The Pharmaceutical College (Den Farmaceutiske Læreanstalt) was founded in 1892 as a private initiative of Christian Ditlev Ammentorp Hansen. He acquired a site in Stockholmsgade and charged Andreas Clemmesen with the design of a building. Construction began in 1891 and the school opened in 1892.

The first professor was appointed in 1936, the dr.pharm. degree was introduced in 1942 and the lic.pharm. degree was introduced in 1945. The school outgrew its premises in Stockholmsgade (No. 28) the late 1930s. In 1942, the Pharmaceutical College relocated to its current building in the University Park and changed its name to the Danish Pharmaceutical College (Danmarks Farmaceutiske Højskole).

Its name was changed to Danmarks Farmaceutiske Universitet (DFU) in 2003. On 1 January 2007, DFU was merged into the University of Copenhagen and was renamed as the Faculty of Pharmaceutical Sciences (Farmaceutiske Fakultet, abbr. FARMA). Its current name was introduced in 2012 when it became a school under the Faculty of Health and Medical Sciences.

==Building==
The school is located at Universitetsparken 2. Its building from 1942 was designed by Kaj Gottlob. The school was expanded with a new Pharma Science Building designed by Cf. Møller Architects in 2015. The four-storey building has a total floor area of 5,130 and contains new laboratories. It is joined to existing buildings by a tall, glazed atrium to the north and to by an indoor walkway to the south.

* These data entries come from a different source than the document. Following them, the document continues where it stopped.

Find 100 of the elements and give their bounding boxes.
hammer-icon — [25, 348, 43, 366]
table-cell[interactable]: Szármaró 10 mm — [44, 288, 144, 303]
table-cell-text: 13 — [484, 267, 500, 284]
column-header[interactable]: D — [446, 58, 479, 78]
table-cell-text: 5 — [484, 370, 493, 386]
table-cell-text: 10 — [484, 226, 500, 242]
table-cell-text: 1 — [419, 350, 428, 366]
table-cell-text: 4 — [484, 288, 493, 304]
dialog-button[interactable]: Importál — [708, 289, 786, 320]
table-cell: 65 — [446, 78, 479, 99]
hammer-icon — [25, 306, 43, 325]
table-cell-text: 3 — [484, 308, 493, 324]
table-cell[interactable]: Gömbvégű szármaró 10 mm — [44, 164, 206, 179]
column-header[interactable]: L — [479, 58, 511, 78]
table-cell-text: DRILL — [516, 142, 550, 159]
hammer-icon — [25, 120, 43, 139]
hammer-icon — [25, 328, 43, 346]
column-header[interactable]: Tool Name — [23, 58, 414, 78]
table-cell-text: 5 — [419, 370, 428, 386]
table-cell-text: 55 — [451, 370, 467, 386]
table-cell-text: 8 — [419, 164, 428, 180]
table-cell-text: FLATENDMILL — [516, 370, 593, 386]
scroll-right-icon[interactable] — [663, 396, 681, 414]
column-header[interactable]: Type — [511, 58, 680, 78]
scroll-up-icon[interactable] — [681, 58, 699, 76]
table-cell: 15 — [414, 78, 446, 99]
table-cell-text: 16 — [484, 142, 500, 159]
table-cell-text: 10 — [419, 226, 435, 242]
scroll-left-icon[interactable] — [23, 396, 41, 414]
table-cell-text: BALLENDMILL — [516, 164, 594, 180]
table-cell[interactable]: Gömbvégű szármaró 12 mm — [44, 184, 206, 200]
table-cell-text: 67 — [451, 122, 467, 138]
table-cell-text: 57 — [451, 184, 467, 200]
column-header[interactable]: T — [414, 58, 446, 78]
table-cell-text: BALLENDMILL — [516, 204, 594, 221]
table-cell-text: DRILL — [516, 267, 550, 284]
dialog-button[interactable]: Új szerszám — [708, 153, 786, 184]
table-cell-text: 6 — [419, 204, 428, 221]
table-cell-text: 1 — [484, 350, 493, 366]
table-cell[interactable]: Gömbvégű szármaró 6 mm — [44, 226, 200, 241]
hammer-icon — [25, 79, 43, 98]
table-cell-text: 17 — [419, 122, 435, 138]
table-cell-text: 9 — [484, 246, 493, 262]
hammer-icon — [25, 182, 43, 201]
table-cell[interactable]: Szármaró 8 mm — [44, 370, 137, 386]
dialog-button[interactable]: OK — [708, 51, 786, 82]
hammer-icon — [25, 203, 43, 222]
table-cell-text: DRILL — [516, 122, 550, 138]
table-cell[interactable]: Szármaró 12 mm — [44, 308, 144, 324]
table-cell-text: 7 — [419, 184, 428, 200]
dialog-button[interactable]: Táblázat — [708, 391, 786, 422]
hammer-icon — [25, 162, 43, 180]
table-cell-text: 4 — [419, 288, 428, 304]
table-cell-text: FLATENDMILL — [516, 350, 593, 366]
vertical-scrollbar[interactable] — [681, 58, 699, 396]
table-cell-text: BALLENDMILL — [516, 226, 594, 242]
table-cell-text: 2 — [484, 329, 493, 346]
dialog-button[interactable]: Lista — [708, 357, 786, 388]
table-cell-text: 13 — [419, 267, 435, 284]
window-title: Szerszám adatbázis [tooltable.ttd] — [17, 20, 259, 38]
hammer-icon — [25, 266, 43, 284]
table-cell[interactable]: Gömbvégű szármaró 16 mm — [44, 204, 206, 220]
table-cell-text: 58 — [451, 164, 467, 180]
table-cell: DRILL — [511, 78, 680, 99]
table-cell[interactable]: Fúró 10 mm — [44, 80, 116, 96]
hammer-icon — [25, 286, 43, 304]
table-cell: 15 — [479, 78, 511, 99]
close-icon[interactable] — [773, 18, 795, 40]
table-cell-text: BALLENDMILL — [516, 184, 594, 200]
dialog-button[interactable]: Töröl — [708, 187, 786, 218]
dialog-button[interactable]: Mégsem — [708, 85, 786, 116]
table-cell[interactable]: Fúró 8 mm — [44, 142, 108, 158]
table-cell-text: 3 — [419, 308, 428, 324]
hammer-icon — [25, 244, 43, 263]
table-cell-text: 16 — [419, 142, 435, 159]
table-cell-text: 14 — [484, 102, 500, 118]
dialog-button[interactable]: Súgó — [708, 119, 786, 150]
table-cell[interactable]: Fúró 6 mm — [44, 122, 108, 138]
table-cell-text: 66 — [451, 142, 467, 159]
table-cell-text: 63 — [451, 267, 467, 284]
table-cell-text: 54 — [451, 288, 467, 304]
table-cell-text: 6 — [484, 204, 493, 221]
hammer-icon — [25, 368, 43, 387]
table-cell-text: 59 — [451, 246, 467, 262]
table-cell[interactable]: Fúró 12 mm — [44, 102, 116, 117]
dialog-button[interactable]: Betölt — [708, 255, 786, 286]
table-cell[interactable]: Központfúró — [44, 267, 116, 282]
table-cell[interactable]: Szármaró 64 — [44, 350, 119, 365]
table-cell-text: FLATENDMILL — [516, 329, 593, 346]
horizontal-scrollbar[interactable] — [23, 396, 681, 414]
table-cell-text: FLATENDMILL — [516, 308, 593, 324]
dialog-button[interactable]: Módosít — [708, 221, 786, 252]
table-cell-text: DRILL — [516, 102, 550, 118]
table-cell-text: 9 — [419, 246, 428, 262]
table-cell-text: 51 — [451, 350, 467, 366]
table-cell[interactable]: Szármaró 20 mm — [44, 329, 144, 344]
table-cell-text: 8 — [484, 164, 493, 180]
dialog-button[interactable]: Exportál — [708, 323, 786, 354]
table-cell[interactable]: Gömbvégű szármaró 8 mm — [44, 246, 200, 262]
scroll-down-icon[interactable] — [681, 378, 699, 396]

It is clad with tombac panels in a rhomboid pattern on three sides.

==Programmes==
- MSc programmes
- BSc and MSc programmes in Danish
- Continuing and professional education - part-time master programmes
- In Danish
- Bachelor of Science (BSc) – 3-year programme in Danish
- Master of Science (MSc) – 2-year programme in Danish

- Drug Research Academy (DRA)
The Drug Research Academy is a graduate programme in pharmaceutical sciences under the Graduate School of Health and Medical Sciences

- In English
MSc programmes
- Medicinal Chemistry
- Pharmaceutical Sciences

==Library==
The school has its own library, UCPH Pharmaceutical Sciences Library, which holds a collection of new and old books, magazines and provides access to numerous databases. The library is part of the CULIS collaboration between the Royal Library and the libraries at the University of Copenhagen).